I currently have three overlapping research interests:
1. Developing geographic concepts of attention at a time often characterised by ideas of attentive stress and overload. Many of these discussions lack a sense of the relation between attention and the cultural spaces in which it emerges, so my interest here is in understanding the spatial dynamics of attention in ways that complicate broad-brush narratives about a crisis of attention.
Burdon, G. (2025) Displaced attention: Bergson, attentive habits and Tony Conrad's drone music.
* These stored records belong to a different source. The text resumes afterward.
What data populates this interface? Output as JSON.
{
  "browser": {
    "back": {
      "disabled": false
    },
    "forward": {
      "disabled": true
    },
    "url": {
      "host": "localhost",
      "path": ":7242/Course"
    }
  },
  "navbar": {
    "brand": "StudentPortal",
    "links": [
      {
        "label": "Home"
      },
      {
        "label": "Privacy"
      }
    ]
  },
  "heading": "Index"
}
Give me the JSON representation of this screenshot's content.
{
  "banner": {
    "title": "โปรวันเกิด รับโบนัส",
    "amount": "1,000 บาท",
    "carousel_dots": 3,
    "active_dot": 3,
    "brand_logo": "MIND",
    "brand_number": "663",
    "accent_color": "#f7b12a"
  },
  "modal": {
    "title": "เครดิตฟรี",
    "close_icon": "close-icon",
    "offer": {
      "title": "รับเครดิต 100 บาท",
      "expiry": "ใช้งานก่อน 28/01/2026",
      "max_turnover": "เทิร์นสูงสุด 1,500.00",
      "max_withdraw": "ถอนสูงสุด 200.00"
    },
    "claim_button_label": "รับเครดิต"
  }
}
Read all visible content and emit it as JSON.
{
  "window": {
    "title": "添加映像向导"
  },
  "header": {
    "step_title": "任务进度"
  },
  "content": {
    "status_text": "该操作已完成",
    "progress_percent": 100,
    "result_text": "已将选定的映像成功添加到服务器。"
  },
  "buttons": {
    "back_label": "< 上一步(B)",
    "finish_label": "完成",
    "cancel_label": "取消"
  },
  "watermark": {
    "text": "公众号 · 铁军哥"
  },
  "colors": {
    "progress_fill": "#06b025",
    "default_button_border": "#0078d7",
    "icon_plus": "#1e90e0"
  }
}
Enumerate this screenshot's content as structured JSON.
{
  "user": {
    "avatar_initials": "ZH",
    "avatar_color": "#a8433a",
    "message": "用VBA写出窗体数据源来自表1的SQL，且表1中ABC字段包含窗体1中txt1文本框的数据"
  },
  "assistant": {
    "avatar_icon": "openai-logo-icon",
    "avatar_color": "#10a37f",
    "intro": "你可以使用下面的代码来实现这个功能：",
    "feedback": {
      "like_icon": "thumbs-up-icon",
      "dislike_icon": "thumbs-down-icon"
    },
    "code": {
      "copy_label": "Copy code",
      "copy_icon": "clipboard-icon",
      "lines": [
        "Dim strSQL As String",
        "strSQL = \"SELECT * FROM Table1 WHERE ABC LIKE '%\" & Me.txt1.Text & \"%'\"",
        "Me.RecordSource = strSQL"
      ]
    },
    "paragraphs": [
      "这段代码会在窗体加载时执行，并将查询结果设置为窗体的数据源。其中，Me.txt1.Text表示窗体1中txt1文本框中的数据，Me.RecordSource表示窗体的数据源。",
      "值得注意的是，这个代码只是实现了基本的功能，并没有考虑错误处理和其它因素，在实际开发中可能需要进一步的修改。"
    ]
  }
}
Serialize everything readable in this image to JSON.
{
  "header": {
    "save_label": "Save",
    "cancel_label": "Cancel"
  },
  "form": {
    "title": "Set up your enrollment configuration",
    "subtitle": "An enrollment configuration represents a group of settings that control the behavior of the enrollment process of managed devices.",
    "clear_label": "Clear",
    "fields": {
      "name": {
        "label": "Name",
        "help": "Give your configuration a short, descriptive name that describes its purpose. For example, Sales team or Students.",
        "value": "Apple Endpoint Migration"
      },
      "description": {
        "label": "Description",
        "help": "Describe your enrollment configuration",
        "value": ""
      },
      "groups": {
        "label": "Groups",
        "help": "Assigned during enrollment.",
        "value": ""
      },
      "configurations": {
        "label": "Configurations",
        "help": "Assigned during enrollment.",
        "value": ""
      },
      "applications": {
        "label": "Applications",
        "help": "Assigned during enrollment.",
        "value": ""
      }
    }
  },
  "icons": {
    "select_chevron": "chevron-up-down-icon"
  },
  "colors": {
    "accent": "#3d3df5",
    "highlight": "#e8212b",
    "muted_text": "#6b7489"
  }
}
Area, 57, e70022. Available from: https://doi.org/10.1111/area.70022
2. Understanding the impact of noise and sound on wellbeing. I am currently working on a project on hospital noise, involving understanding both how noise is experienced in healthcare settings and experimenting with the design of audio soundscapes for sensory rooms as spaces of respite and recuperation. This builds on previous work conceptualising the influence of ambient sound on subjectivity and perception.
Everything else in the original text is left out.